As Tom Swingler’s film boasted, this was the first time in the firm’s 70-year history that the management had allowed cameras in for a poke behind the scenes. At first it hardly seemed worth the wait. Despite everyone saying how extraordinary an outfit Ikea was, there did not seem much that was remarkable aside from the staff’s near religious dedication to selling flatpack furniture.

More promising was a peek at the collaboration between Ikea and Tom Dixon, described as an “enfant terrible” of British design. Tom was working on a bed that could double as a sofa. “It’s not a sofa bed, he explained,“it’s a bed sofa. But it’s really a platform for living.” You can see how Tom earned that enfant terrible label.

For all the lack of excitement, the programme was a curiously compelling watch, as if whatever mysterious pull the stores exert had transferred to television. How else to explain why, after an hour of Swingler’s film, I spent an age on the firm’s website looking at Dixon’s bed/ sofa/hingamyjig. No, this wasn’t free advertising at all.

The only thing being punted on Endeavour (ITV Sunday, 8pm) was good old fashioned class warfare. As the 1960s headed to a close, Morse and his boss DI Fred Thursday (Shaun Evans and Roger Allam) were investigating a series of murders linked to an Oxford dining club notorious for smashing up restaurants and other high jinks. Where do these writers get their wild ideas from?

Even after all this time I still cannot quite buy Evans as the man who would one day be John Thaw. The Scouse twang continues to confuse. That doesn’t spoil the enjoyment, though. I’m rather partial to the sarky pathologist Dr Max Debryn who this week, asked about a cause of death, sighed: “His head’s in this room and his body’s in the other. That might have something to do with it”. But the star turn continues to be Roger Allam’s Thursday, a toweringly decent man whose rants are rare but always magnificent. While the murders are a bit of a downer, it is a crime drama. Omelettes, eggs and all that.
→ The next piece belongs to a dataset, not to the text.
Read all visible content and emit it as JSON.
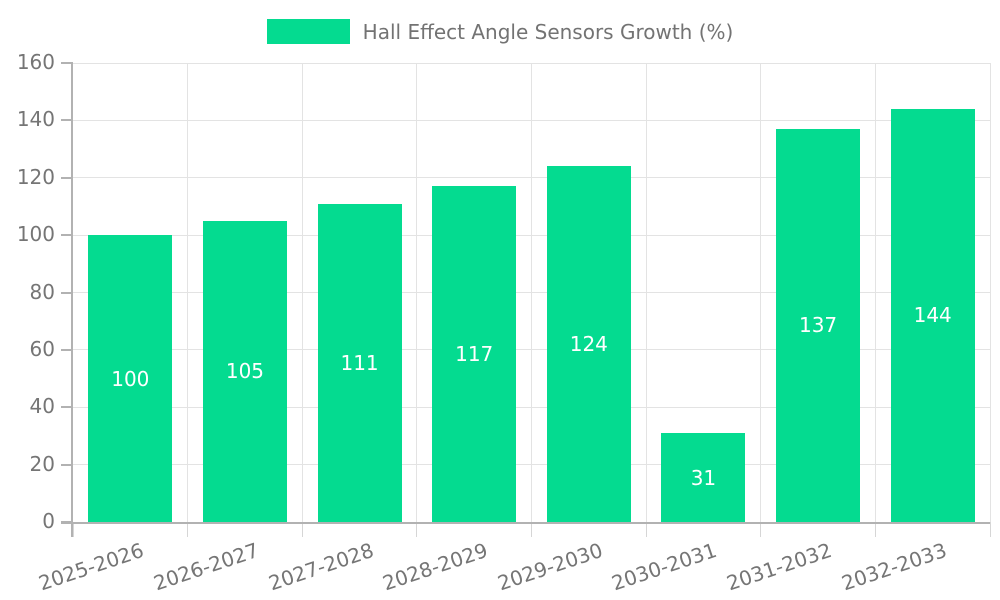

There was a lot of egg breaking going on as Spiral (BBC4, Saturday, 9pm) cruelly came to an end for another while. Why do the French writers need such a long break between series? They seem to work shorter hours than the country’s air traffic controllers. Laure (Caroline Proust) closed the series as she began, fretting over whether she could cope as a single mother to baby Romy. What a gut-wrencher of a final scene. Everything is now perfectly set for what is rumoured to be a last series. Whenever you are ready, mes amis.

There was a young Laure-type on The Secret Life of Five-Year-Olds: All Girls (Channel 4, Tuesday, 8pm), a special edition of the Channel 4 hit to mark 100 years since some women got the vote. Jet was her name. While the other girls were oohing and aahing over dolls, dresses and a hair salon, Jet was happy playing football. Good for her was the experts’ verdict, and so say all of us.
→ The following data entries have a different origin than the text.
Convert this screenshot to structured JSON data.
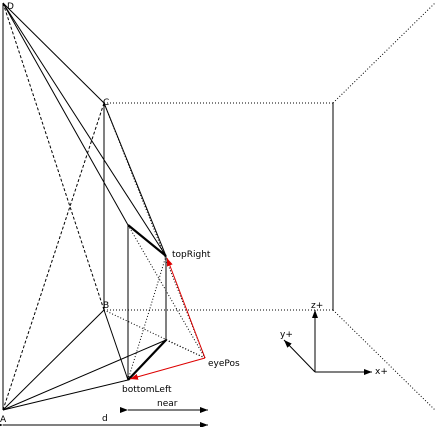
{
  "points": {
    "D": "D",
    "C": "C",
    "B": "B",
    "A": "A"
  },
  "labels": {
    "top_right": "topRight",
    "bottom_left": "bottomLeft",
    "eye_pos": "eyePos",
    "near": "near",
    "d": "d"
  },
  "axes": {
    "x": "x+",
    "y": "y+",
    "z": "z+"
  }
}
There were tears before bedtime, but not from Jet. Darcy had the swing vote in a poll to decide whether the group should take part in the Tunnel of Terror activity or a game of Hug a Duck. Darcy, despite all evidence confirming her parents’ view of her as a “girly girl” chose the tunnel, which she promptly hated and refused to go in. “I shouldn’t have chosen it,” she wailed. And there was your EU referendum vote right there. Sir John Curtice, eat your heart out.

The only downside to a wonderfully funny and enlightening programme was that the furthest north the producers had gone in search of participants appeared to be Newcastle. We’ve got five-year-olds up here too, folks. But you couldn’t stay mad for long at a programme that wheeled the grannies on at the end.

“This is gran,” said a nipper, introducing the elderly lady at her side.

“Do you know what her ACTUAL name is?” asked the interviewer.

“Her ACTUAL name is gran.”

The X-Files (Monday, Channel 5, 9pm) was back for series number 11. I last dipped into Chris Carter’s science fiction caper when Endeavour was an overly serious five-year-old. Nothing has changed. Mulder. Scully. Smoking man. Aliens. Bonkers. Taxi!